Dicho lo anterior, está claro que no es fácil articular jurídicamente el deseo de independencia de una parte de la sociedad catalana. Pero no porque la Constitución española sea un corsé rígido que no se puede reformar –ya hemos visto que si hay acuerdo político suficiente se puede hacer muy rápidamente– o porque sea imposible establecer mecanismos jurídicos adecuados para realizar un referéndum con todas las garantías legales, sino por la sencilla razón de que los requisitos son muy exigentes y las mayorías políticas y los acuerdos que hay que alcanzar son muy complejos. De nuevo, son servidumbres de los Estados democráticos de Derecho que un Estado autoritario no tiene que soportar. Para los españoles que lo hemos conocido de primera mano es, sin duda, una buena noticia el que realizar una consulta legal sobre el deseo de independencia de una parte de la ciudadanía catalana resulte tan complicado porque quiere decir que vivimos en una democracia.

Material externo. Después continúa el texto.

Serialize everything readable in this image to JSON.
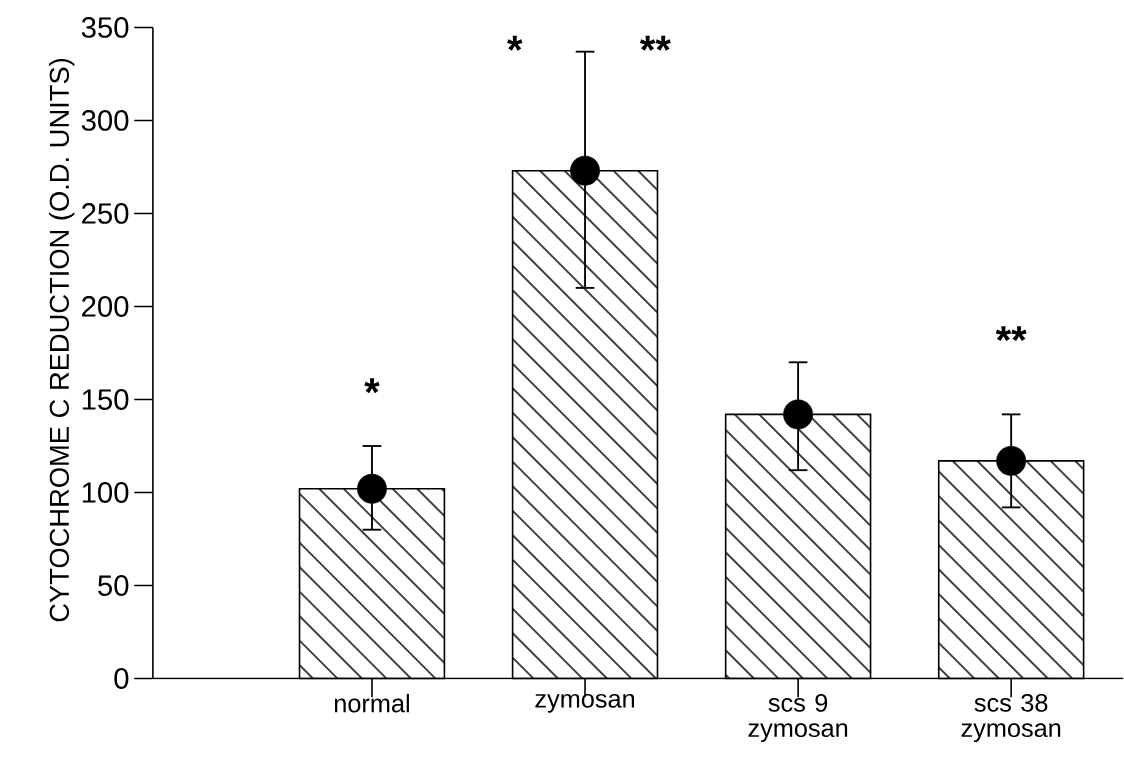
{
  "chart_data": {
    "type": "bar",
    "ylabel": "CYTOCHROME C REDUCTION (O.D. UNITS)",
    "categories": [
      "normal",
      "zymosan",
      "scs 9 zymosan",
      "scs 38 zymosan"
    ],
    "ylim": [
      0,
      350
    ],
    "yticks": [
      0,
      50,
      100,
      150,
      200,
      250,
      300,
      350
    ],
    "marker": "circle",
    "series": [
      {
        "color": "#000000",
        "values": [
          102,
          273,
          142,
          117
        ]
      },
      {
        "type": "scatter",
        "color": "#000000",
        "x": [
          "normal",
          "zymosan",
          "scs 9 zymosan",
          "scs 38 zymosan"
        ],
        "values": [
          102,
          273,
          142,
          117
        ],
        "errors": [
          [
            80,
            125
          ],
          [
            210,
            337
          ],
          [
            112,
            170
          ],
          [
            92,
            142
          ]
        ]
      }
    ],
    "annotations": [
      "*",
      "*",
      "**",
      "**"
    ]
  }
}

Por eso es tan importante la reacción de los ciudadanos españoles en general y de los catalanes en particular ante una vulneración de esta magnitud de nuestro Derecho. No se trata solo de preguntarnos cómo van a actuar los poderes encargados de velar por la defensa del Estado de Derecho; esperemos que lo hagan respetando las reglas vigentes. Se trata también o sobre todo –como recordaba Fernando Savater en relación con la actitud de los ciudadanos del País Vasco en la época de los asesinatos de ETA– de preguntarnos qué vamos a hacer nosotros. De nuestra respuesta en defensa de nuestro Derecho dependerá en gran parte el futuro de nuestra democracia.

Elisa de la Nuez es abogada del Estado, coeditora de ¿Hay Derecho? y miembro del Consejo Editorial de EL MUNDO.